Il y a tout juste un an, en mars 2017, les prestigieuses éditions des Belles Lettres publiaient un magnifique ouvrage, solidement relié, imprimé sur du beau papier. Il s’agissait d’un événement littéraire : les Œuvres Complètes de Tertullien, qui n’étaient plus disponibles depuis la Monarchie de Juillet. Tertullien ! Un des plus grands auteurs de l’Antiquité tardive, un des piliers de l’Eglise, une des références de l’Occident pendant des siècles.
En plus, il est si actuel, Tertullien. Nous vivons dans une société de spectacle ? Il a écrit Contre les spectacles. Notre époque n’est que paraître, obsédée de modes ? Qu’on lise son traité De l’ornement des femmes : un bijou ! Et son analyse de L’Idolâtrie ! Et son plus célèbre ouvrage, son Apologétique ! Il écrit à la lumière de l’Eternel, et la vérité ne se démode pas.
Il est évident que le peuple de France, fille aînée de l’Eglise, s’est rué sur ce fort volume. La défense de la Tradition, du patrimoine, de nos racines chrétiennes : ce ne sont pas que des mots ! Nous ne sommes pas des pharisiens, ni des menteurs. Si l’on met nos enfants dans des écoles privées, c’est bien pour qu’ils lisent des classiques, Balzac ou Racine, et pas des nullités contemporaines. Et nous, adultes, nous sommes cohérents : si nous exigeons cela de nos enfants et de leurs professeurs, ce n’est certainement pas pour nous laisser aller entre le Figaro et la vieille Nothomb ! Naturellement, nous prêchons d’exemple nos chères têtes blondes, nous défendons nos valeurs : nous avons tous acheté et lu ce Tertullien.

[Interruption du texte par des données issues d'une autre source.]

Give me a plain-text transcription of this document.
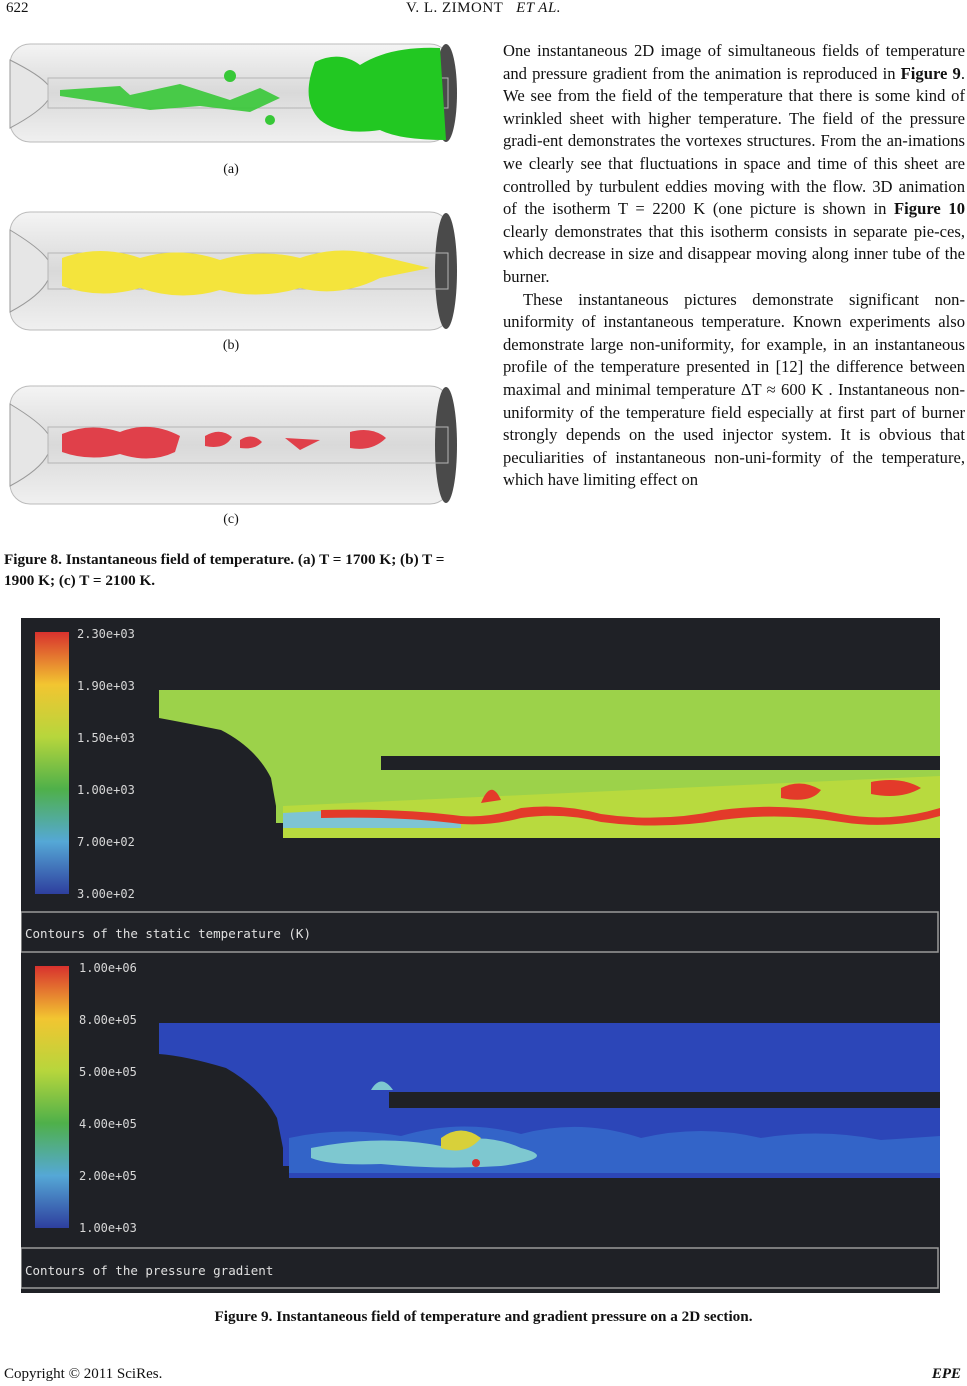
622	V. L. ZIMONT ET AL.
(a)
(b)
(c)
Figure 8. Instantaneous field of temperature. (a) T = 1700 K; (b) T = 1900 K; (c) T = 2100 K.

One instantaneous 2D image of simultaneous fields of temperature and pressure gradient from the animation is reproduced in Figure 9. We see from the field of the temperature that there is some kind of wrinkled sheet with higher temperature. The field of the pressure gradi-ent demonstrates the vortexes structures. From the an-imations we clearly see that fluctuations in space and time of this sheet are controlled by turbulent eddies moving with the flow. 3D animation of the isotherm T = 2200 K (one picture is shown in Figure 10 clearly demonstrates that this isotherm consists in separate pie-ces, which decrease in size and disappear moving along inner tube of the burner.

These instantaneous pictures demonstrate significant non-uniformity of instantaneous temperature. Known experiments also demonstrate large non-uniformity, for example, in an instantaneous profile of the temperature presented in [12] the difference between maximal and minimal temperature ΔT ≈ 600 K . Instantaneous non-uniformity of the temperature field especially at first part of burner strongly depends on the used injector system. It is obvious that peculiarities of instantaneous non-uni-formity of the temperature, which have limiting effect on

2.30e+03
1.90e+03
1.50e+03
1.00e+03
7.00e+02
3.00e+02
Contours of the static temperature (K)
1.00e+06
8.00e+05
5.00e+05
4.00e+05
2.00e+05
1.00e+03
Contours of the pressure gradient
Figure 9. Instantaneous field of temperature and gradient pressure on a 2D section.
Copyright © 2011 SciRes.	EPE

La réalité est, hélas ! tout autre. L’éditeur rougit tellement des chiffres de ventes qu’il les cache : on les estime à quelques centaines, tout au plus. Pendant ce temps, en un an, le petit Jean a écoulé 180 000 livres, les Français ont passé 4 h 30 par jour devant leur télé, 4 millions sont allés voir Star Wars, et le dernier Goncourt, qui nous refait le coup des méchants nazis, approche les 200 000 lecteurs. En 2017, c’est Tertullien qui est mort, noyé sous les 80 000 nouvelles publications, parce que personne ne l’a acheté, personne ne l’a lu. Et demain ? Que restera-t-il de saint Augustin, de saint Thomas, de tous les Pères de l’Eglise ? Seulement ce que nous en aurons lu. Un soir, il nous sera demandé compte de nos actes. De nos lectures aussi.
Il y a un Grand Remplacement, patent. Il y en a un autre : le patrimoine littéraire de l’Occident est remplacé par un torrent de nouveautés. Ces avortons s’évaporent sitôt nés, mais le flux est continu et notre héritage sombre. Mais si notre héritage sombre, c’est faute de défenseurs. Heureusement, il ne tient qu’à chacun d’entre nous de résister, et de lire de temps en temps de vrais livres, comme Tertullien.
Marcel Gaillard- Présent
Tertullien, Œuvres Complètes, Les Belles Lettres, 2017, 1 168 pages, 69 euros.